I'm always a little amazed at how short-sighted some people are. The claim "Apple and Android already won the smartphone UI war" is idiotic on several levels. First, because there is *no such thing* as a smartphone UI war.
Second, Apple and Android *both* use derivative, rehashed permutations of the same tired Xerox Parc UI paradigms we've been using since the 1970's. Do you seriously believe there is nowhere to go in UI design than with endless rehashes and minor adjustments to that system?
Third, It is an historical fact that 90% of significant changes that ever occur require time to take effect. When the MOUSE debuted, reviewers hated it and said it would die, unused because the keyboard was better for productivity. When Windows 95 debuted with the Start Menu, people *hated* the Start menu and called it every conceivable terrible named, and swore it was the death knell of Microsoft. When Windows XP arrived, it was welcomed by slow sales and poor reviews, with a lot of tooth-gnashing by people who hated having to learn the vastly different underpinnings of Windows NT vs 9x. When Microsoft launched the Xbox, people called it an "also-ran" and claimed MS could never find success in that space. I think we all know how those things turned out.
The Modern UI only came into major usage 2 and a half years ago with Windows Phone 7, which was a niche product. It's now found in a major OS that's sold more than 100 million licenses thanks to Windows 8, and WP8 is now finding itself growing by large numbers and will likely take hold of 10% of the smartphone market *this year*. The effect is called "Product synergy," and as Windows 8 permeates the market, WP8 will itself become more "familiar" and something customers reach for.

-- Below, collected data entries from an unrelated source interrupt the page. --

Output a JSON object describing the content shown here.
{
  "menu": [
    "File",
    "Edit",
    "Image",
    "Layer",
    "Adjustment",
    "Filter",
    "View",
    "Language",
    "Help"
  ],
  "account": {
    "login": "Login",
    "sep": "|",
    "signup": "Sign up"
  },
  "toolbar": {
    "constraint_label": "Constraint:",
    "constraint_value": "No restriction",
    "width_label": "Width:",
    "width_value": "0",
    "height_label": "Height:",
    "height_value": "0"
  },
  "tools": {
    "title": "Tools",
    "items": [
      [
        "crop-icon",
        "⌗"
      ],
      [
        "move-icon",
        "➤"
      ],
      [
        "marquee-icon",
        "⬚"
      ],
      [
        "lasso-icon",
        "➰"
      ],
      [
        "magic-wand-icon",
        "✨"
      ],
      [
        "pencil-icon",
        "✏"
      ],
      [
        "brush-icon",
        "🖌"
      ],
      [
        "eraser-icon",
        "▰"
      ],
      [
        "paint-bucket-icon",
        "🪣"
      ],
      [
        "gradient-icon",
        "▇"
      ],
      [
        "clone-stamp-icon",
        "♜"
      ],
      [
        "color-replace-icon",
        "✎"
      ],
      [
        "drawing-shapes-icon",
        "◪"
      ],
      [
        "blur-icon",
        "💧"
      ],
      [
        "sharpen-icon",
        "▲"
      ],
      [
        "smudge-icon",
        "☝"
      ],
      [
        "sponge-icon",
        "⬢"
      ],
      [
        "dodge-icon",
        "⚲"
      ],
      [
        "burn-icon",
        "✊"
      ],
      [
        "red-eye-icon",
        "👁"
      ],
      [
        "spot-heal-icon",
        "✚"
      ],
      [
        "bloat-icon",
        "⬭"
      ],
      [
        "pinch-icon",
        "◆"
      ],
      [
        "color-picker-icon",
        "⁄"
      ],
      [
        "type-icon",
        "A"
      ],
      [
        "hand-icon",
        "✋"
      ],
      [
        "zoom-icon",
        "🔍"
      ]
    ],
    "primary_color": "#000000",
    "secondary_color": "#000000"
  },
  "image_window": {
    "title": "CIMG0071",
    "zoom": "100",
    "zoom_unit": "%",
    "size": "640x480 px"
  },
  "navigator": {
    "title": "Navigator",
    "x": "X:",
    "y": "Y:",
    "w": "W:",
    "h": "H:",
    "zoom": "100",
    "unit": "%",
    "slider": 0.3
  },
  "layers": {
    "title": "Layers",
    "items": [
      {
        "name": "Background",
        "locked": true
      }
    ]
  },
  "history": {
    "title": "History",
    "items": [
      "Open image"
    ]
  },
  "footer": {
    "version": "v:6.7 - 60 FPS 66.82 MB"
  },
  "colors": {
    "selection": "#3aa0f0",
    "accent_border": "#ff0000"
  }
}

The long and short of it is this: It would be a DISASTER for Microsoft to abandon the Modern UI, and a tragedy for consumers if they did. More importantly, anyone who's followed Microsoft for the last 20+ years knows very well that they *do not play* the short-term "Me, too! Me too!" game. They are masters of the long game, and they know what they are doing.
Yes, there are many areas that need to be improved in the modern UI, especially on the phone. A notification center isn't one of those things, really (as some have already pointed out, the Start Screen IS a notification center for Live Tile enabled apps), but its current implementation does have a problem: If users don't pin their apps (and many don't, as they prefer a clean screen), they won't see their notifications. I see two ways to address this problem: 1. Add a Live Tile that aggregates all notifications and scrolls through them. Make it an app that you can tap to get a full list, complete with shortcuts to the app associated with the alert. 2. Change the behavior of the App List such that if any apps have pending notifications, they automatically are filtered to the top of the app list, in order of most recent notification activity, until the user addresses the notification. Both these ideas would work, and both honor and maintain the Modern UI design language, which is absolutely *imperative*.
I own an Android tablet (Samsung Galaxy S2 10.1) and I moved to WP from iPhone, and I'll tell you unequivocally: The LAST thing Windows Phone needs is to become more like Android or iOS. ESPECIALLY Android, which is a bug-riddled turd of an OS.